I have had a number of conversations with the president, and at this stage we're not able to make a counteroffer. The Republican leader has told me that -- and he's just said here -- that he's working with the vice president, and he and the vice president, I wish them well.
In the meantime, I will continue to try to come up with something. But at this stage, I don't have a counteroffer to make. Perhaps as the day wears on, I will be able to. I will say this, I think that the Republican leader has shown absolutely good faith. It's just that we are apart on some pretty big issues.
Unsurprising from a Senate majority leader that hasn't brought a budget to floor in three years.
Mitch McConnell then looks to VP Joe Biden to enter the negotiations and now they are hammering out a deal.
Best guess is a deal will be reached, no grand bargain, tax cuts for the majority of Americans will be extended, some odds and ends will be thrown in to avoid the automatic sequestration cuts, then the next huge headlines will be the next cliff, black hole, or whatever descriptive boogeyman the media decide to use to describe the debt ceiling disaster waiting around the corner.

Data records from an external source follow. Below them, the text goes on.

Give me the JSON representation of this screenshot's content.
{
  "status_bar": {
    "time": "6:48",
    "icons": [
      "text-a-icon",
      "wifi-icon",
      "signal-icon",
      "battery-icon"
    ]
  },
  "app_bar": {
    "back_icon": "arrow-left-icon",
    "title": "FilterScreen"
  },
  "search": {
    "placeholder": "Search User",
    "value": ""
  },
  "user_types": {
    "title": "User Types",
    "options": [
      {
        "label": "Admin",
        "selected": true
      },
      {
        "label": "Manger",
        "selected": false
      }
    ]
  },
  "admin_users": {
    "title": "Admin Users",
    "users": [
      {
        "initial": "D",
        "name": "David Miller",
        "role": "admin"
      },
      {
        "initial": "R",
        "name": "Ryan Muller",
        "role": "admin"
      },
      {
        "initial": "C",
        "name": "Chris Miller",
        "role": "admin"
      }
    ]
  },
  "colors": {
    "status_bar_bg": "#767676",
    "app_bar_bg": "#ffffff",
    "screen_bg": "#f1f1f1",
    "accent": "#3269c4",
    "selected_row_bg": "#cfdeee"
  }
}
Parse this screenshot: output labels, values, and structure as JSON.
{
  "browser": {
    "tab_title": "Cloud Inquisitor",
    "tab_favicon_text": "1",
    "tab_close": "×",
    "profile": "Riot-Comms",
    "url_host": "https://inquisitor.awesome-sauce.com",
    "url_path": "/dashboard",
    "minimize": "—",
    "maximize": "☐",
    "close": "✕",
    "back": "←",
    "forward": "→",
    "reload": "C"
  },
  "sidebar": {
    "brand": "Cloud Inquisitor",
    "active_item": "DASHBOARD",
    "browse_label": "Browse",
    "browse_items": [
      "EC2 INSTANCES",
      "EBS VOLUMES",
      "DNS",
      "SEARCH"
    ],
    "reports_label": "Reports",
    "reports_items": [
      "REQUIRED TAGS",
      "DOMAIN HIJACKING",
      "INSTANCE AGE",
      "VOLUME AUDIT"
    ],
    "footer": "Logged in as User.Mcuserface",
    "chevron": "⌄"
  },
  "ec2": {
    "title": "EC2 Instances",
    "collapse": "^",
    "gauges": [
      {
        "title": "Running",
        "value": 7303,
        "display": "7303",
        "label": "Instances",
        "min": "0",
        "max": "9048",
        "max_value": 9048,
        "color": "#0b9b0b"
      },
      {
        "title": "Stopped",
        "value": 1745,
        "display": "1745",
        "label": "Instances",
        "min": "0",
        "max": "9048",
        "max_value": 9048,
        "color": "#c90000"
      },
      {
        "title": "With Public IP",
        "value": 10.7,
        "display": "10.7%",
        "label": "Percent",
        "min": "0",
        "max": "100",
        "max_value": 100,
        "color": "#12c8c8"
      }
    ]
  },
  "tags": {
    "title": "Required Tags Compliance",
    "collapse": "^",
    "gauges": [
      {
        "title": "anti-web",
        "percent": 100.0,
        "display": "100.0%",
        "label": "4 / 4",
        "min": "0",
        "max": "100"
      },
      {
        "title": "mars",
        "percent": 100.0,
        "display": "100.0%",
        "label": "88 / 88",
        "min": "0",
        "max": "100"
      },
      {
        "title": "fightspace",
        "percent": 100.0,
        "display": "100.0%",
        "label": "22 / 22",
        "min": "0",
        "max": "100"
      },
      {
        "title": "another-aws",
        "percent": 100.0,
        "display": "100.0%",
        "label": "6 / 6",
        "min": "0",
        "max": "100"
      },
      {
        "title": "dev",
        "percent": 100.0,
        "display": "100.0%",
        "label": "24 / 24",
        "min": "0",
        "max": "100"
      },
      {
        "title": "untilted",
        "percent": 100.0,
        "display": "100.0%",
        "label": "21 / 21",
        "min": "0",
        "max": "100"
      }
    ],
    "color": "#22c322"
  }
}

This is not what the White House wanted because now they won't be able to charge the GOP with holding middle class American's tax cuts as "hostage,"and the GOP will use the debt ceiling limit as leverage to force meaningful spending cuts and perhaps then an extension of the rest of the tax cuts that don't make it into this deal.
The kicker here, despite all the noise about avoiding another recession if politicians can pull back from the fiscal cliff, 54 percent of Americans believe whether a deal is made or not, America is heading for another recession anyway in 2013.
The media will milk every last word they can out of the fiscal cliff battle, then turn their eyes to the doomsday headlines for the debt ceiling battle before they finally turn their pens and typewriters towards the upcoming recession.
Of course they will claim it was "unexpected", a "surprise" and no one could have seen it coming, but 185 economists do see it coming and they say these tax increases for the so-called rich that Obama and Democrats are fighting so hard for, will be the reason for major economic damage.